If the young women of today who are considering transition or identifying as other than female are going to be reached with an alternate path for their lives, they need to be shown that option in a positive, inspiring, realistic way. Whether they are gay, bisexual, or straight, whether they are exploring gender expression or abandoning it altogether, they need examples of women, role models from history and fellow travelers on the path, who can empathize with the experience, clarify the source of the hardships, and provide guidance and support. In order for this to occur, a bridge must be built between the often straight and gender­-conforming families of these young people and the often marginalized and ostracized gender­-defying women who have made this journey their lives.

Sometimes it seems like a problem that will remain circular: because potential role models never fit in as young women and so are made invisible, the young women of today, seeing no future version of themselves, begin to believe they will never fit in, either. And so they are erased by alternate gender identities, and the cycle continues. My hope is that because this issue has come to a point of crisis ­ an exodus of teen girls dis-identifying as female ­ society as a whole will have to confront the pervasive oppression of modern femininity. When women who exist outside of the conventional female gender role are finally embraced as whole and natural role models for young women, so many possibilities will be opened up, so many paths revealed, so much space will be made for everyone to live and express themselves just as they are.

I didn’t have a gender­-defying woman as a role model when I was growing up, and neither did I have access to a good therapist. I would have benefited beyond words to have had an alliance between the two: a gender-­defying woman to show me who I could become, and a therapist to help me unwind the internalized homophobia and misogyny keeping me always repressed and compromised. I needed ­ desperately ­ to be shown that the barefoot girl running around outside was perfectly acceptable just as she was, and in her essence, without ornamentation or alteration, was worthwhile and lovable. Now in my late 30’s, I’m finally beginning to understand the consequences of being that strayaway child ­ the cycles of anxiety and depression, the obsessive fears about my body being unhealthy and wrong, the strangling social anxiety and crippling lack of self­-confidence. I am just beginning to become whole, thanks in part to the sisters young and old who have shown me the way. If I can show the way to others, I will do so, if only in living as my most authentic self. Let no other young girl stray away on her own, seeking escape from the world and some space to be herself.

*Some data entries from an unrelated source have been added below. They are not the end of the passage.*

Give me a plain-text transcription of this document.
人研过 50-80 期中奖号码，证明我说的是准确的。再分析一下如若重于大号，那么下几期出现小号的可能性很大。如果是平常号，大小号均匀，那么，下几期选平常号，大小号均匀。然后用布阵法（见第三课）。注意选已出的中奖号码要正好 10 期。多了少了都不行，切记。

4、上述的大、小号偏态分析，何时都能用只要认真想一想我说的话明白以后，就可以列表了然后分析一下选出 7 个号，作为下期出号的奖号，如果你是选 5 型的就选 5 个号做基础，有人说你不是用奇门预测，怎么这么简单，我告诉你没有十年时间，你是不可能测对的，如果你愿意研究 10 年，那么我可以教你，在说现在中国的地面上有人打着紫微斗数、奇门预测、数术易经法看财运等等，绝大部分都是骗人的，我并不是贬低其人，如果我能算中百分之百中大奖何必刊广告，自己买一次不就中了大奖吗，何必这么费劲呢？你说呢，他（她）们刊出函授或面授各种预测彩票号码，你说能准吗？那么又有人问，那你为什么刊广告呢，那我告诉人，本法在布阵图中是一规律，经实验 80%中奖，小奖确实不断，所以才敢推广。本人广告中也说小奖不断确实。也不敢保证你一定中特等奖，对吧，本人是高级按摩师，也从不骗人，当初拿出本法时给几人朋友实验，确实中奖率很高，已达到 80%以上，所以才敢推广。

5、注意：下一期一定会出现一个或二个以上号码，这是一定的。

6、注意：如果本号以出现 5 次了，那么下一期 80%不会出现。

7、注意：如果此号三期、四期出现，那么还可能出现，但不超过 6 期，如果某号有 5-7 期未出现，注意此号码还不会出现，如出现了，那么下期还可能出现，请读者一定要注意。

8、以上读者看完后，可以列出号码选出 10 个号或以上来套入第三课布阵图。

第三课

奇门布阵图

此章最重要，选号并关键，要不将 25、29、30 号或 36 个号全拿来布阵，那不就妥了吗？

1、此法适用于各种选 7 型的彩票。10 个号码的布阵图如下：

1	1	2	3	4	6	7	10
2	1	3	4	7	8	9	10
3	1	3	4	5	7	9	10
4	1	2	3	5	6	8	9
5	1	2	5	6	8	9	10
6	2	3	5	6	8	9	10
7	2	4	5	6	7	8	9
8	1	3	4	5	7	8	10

Let no other girl become lost with no one to guide her. There is a way home. I hope beyond hope we can reveal that alternative together.

2 thoughts on “Another Open Letter to Therapists: “I needed someone to to help me unwind the internalized homophobia and misogyny keeping me always repressed and compromised.”

  1. You paint a beautiful picture of childhood innocence, a rich inner life and a spiritual quest. So much better than the crushing expectations on young girls today. If corsets and rib removal made a return I would no be surprised.